Wake Residents Show Opposition To Cary Annexation Plan
Posted November 28, 2003
CARY, N.C. — Taxation without representation. That is the battle cry from a group of Wake County residents fighting annexation by Cary.
An informational meeting held Tuesday night at Cary Town Hall turned into a modern-day version of the Boston Tea Party. Defiant and disgusted, 170 homeowners made it clear they want no part of Cary.
But Cary wants them. The town announced plans to involuntarily annex 4,700 people in Wake County.
The main reason: Cary does not want the town of Holly Springs to get them.
"The facts are that we confirmed that Holly Springs was soliciting voluntary annexation petitions on these properties that are in our service area," said Ricky Barker, of the Cary Planning Department.

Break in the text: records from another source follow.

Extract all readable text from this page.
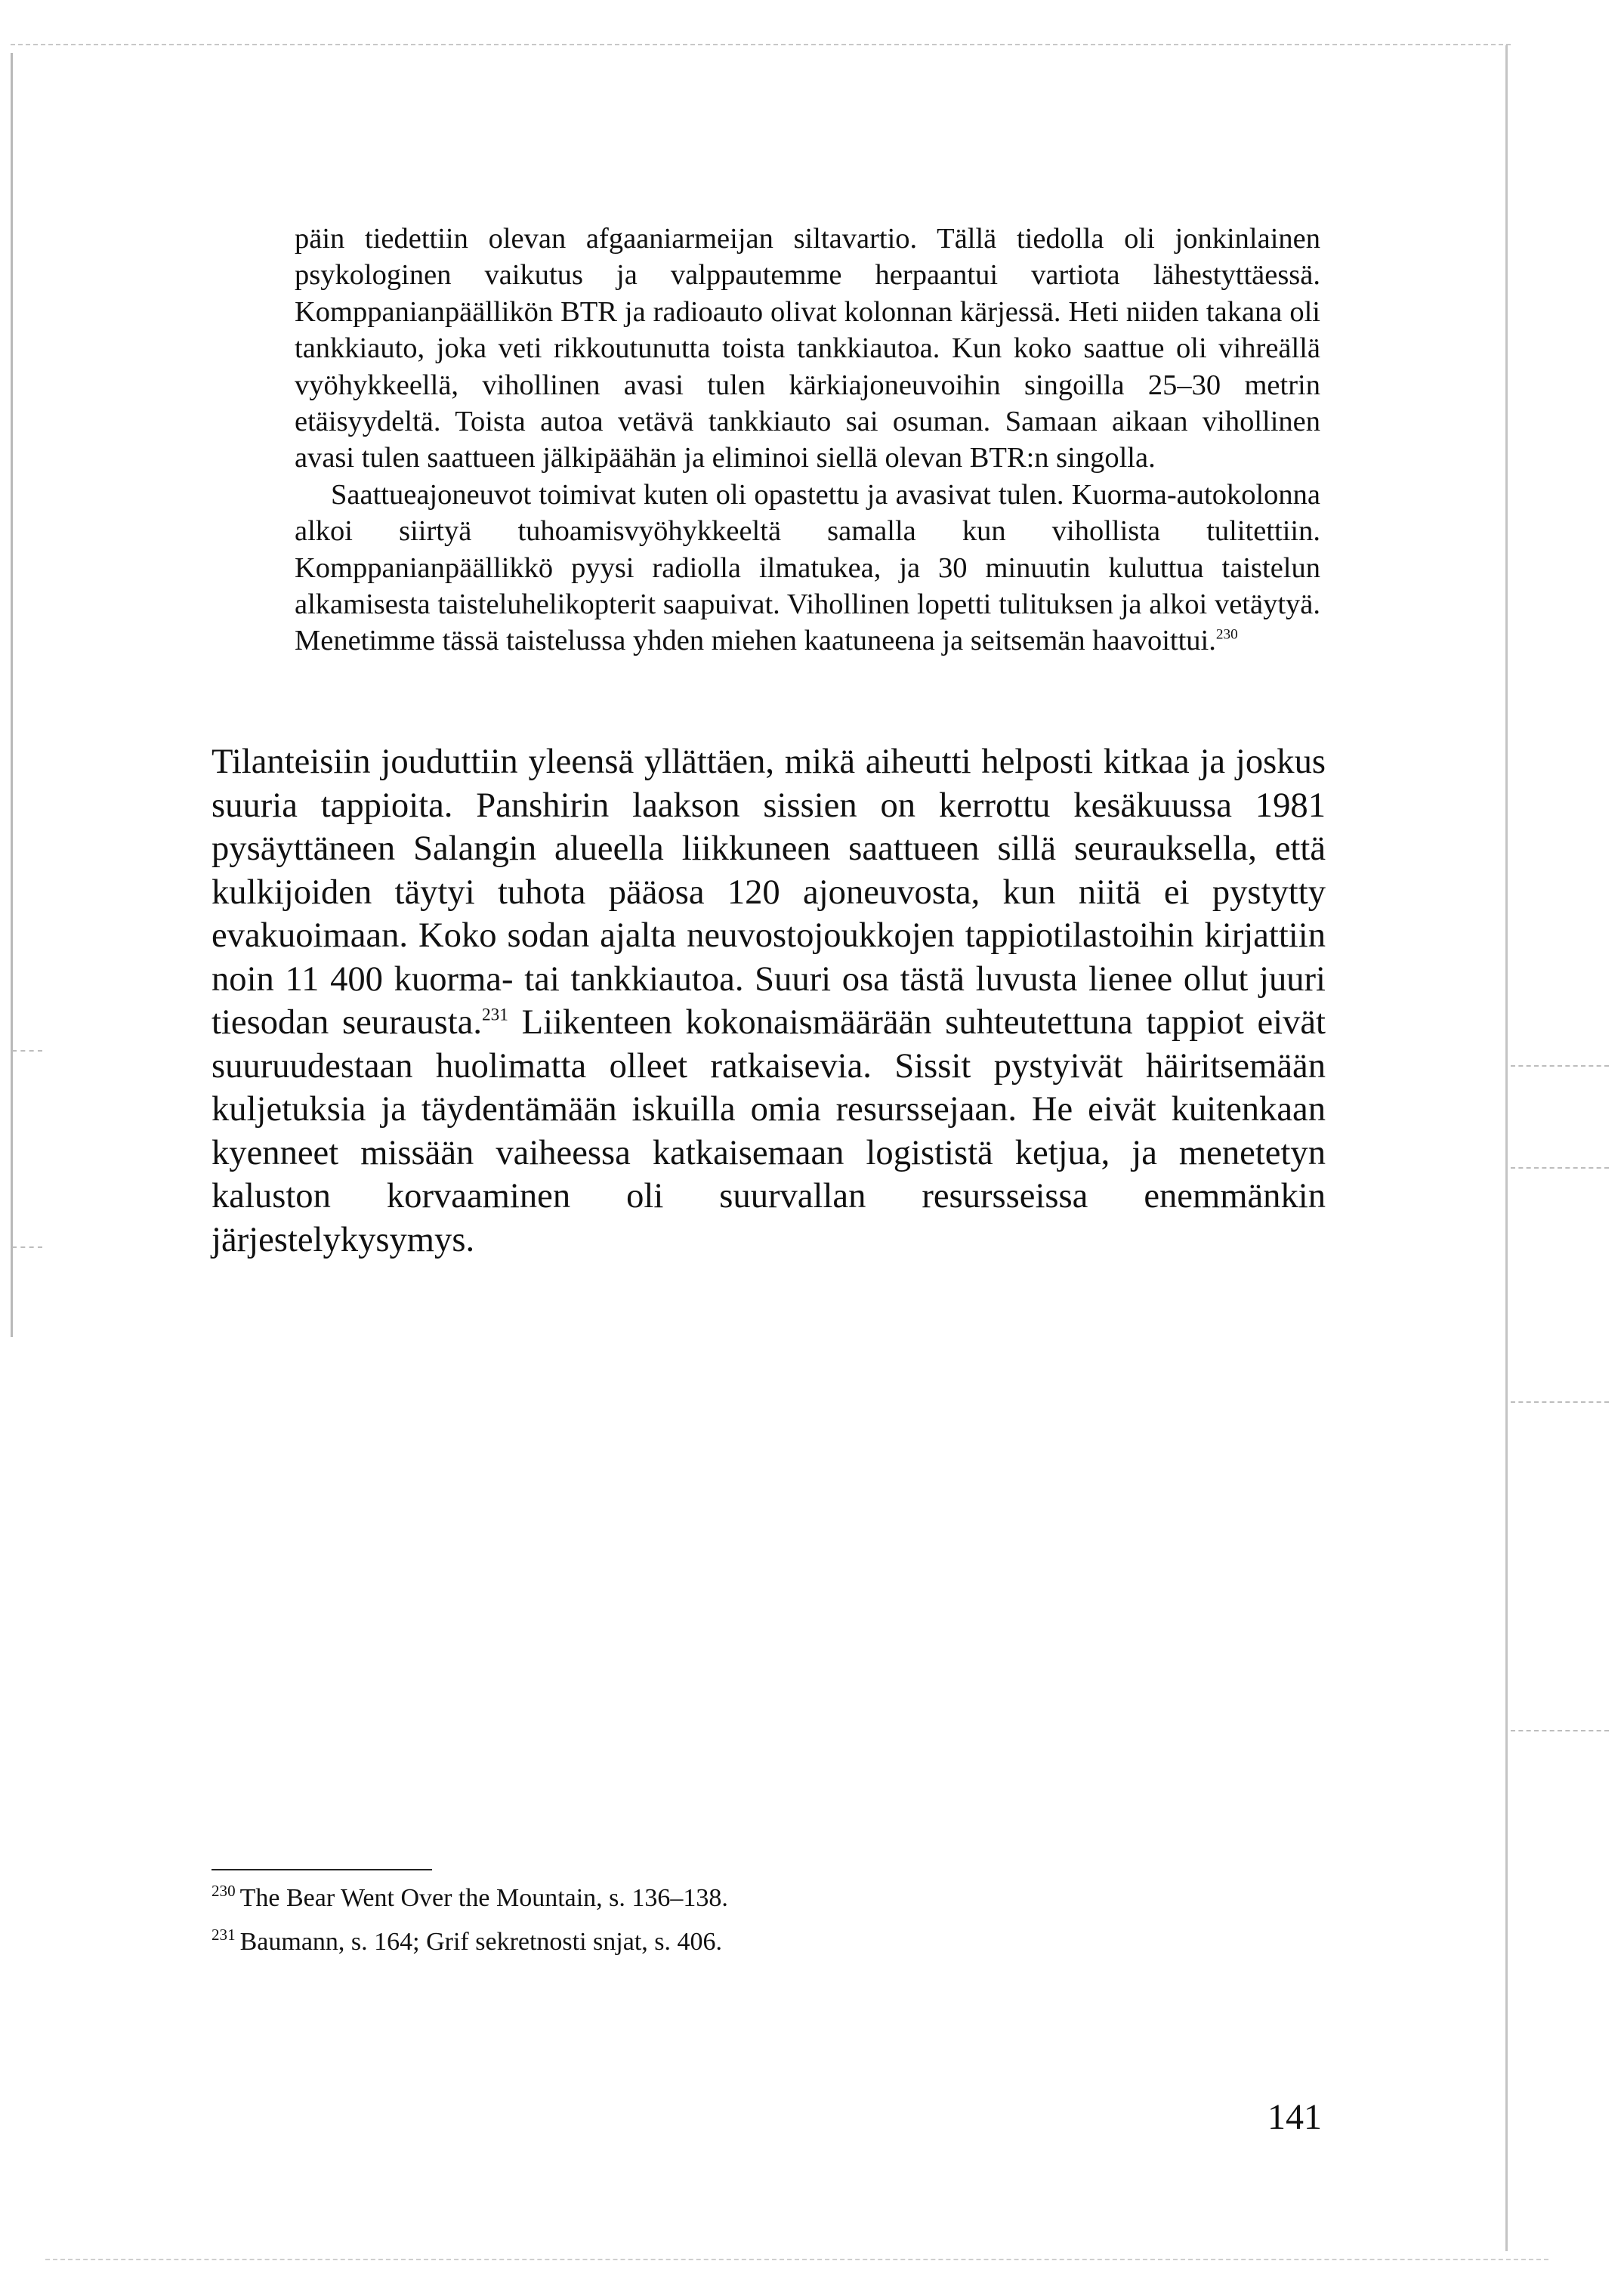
päin tiedettiin olevan afgaaniarmeijan siltavartio. Tällä tiedolla oli jonkinlainen psykologinen vaikutus ja valppautemme herpaantui vartiota lähestyttäessä. Komppanianpäällikön BTR ja radioauto olivat kolonnan kärjessä. Heti niiden takana oli tankkiauto, joka veti rikkoutunutta toista tankkiautoa. Kun koko saattue oli vihreällä vyöhykkeellä, vihollinen avasi tulen kärkiajoneuvoihin singoilla 25–30 metrin etäisyydeltä. Toista autoa vetävä tankkiauto sai osuman. Samaan aikaan vihollinen avasi tulen saattueen jälkipäähän ja eliminoi siellä olevan BTR:n singolla.

Saattueajoneuvot toimivat kuten oli opastettu ja avasivat tulen. Kuorma-autokolonna alkoi siirtyä tuhoamisvyöhykkeeltä samalla kun vihollista tulitettiin. Komppanianpäällikkö pyysi radiolla ilmatukea, ja 30 minuutin kuluttua taistelun alkamisesta taisteluhelikopterit saapuivat. Vihollinen lopetti tulituksen ja alkoi vetäytyä. Menetimme tässä taistelussa yhden miehen kaatuneena ja seitsemän haavoittui.$^{230}$

Tilanteisiin jouduttiin yleensä yllättäen, mikä aiheutti helposti kitkaa ja joskus suuria tappioita. Panshirin laakson sissien on kerrottu kesäkuussa 1981 pysäyttäneen Salangin alueella liikkuneen saattueen sillä seurauksella, että kulkijoiden täytyi tuhota pääosa 120 ajoneuvosta, kun niitä ei pystytty evakuoimaan. Koko sodan ajalta neuvostojoukkojen tappiotilastoihin kirjattiin noin 11 400 kuorma- tai tankkiautoa. Suuri osa tästä luvusta lienee ollut juuri tiesodan seurausta.$^{231}$ Liikenteen kokonaismäärään suhteutettuna tappiot eivät suuruudestaan huolimatta olleet ratkaisevia. Sissit pystyivät häiritsemään kuljetuksia ja täydentämään iskuilla omia resurssejaan. He eivät kuitenkaan kyenneet missään vaiheessa katkaisemaan logististä ketjua, ja menetetyn kaluston korvaaminen oli suurvallan resursseissa enemmänkin järjestelykysymys.

$^{230}$ The Bear Went Over the Mountain, s. 136–138.

$^{231}$ Baumann, s. 164; Grif sekretnosti snjat, s. 406.

141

Cary has spent $64 million developing the area around Dutchman Downs. Town officials said that when they heard Holly Springs was going after that land, Cary decided to take it first to protect its multimillion-dollar investment.
Stuck in the middle of this boundary battle are homeowners like Dora Wallace.
"It's a tug-of-war," she said. "They're not really worried about the people in here. It's pretty much a power thing for Cary and for Holly Springs."
Ron Thoreson also lives in Dutchman Downs and helped organize the neighborhood revolt.
"There's a tax base here that each community is vying to try to get a hold of," he said. "It's definitely taxation without representation. In other words, they're going to come and take us and we didn't have a chance to say we wanted it."
The meeting was for information only and only one council member was present. The full council will hold two public hearings in February and is scheduled to vote on the plan in March.
If passed, it would take effect in March 2005.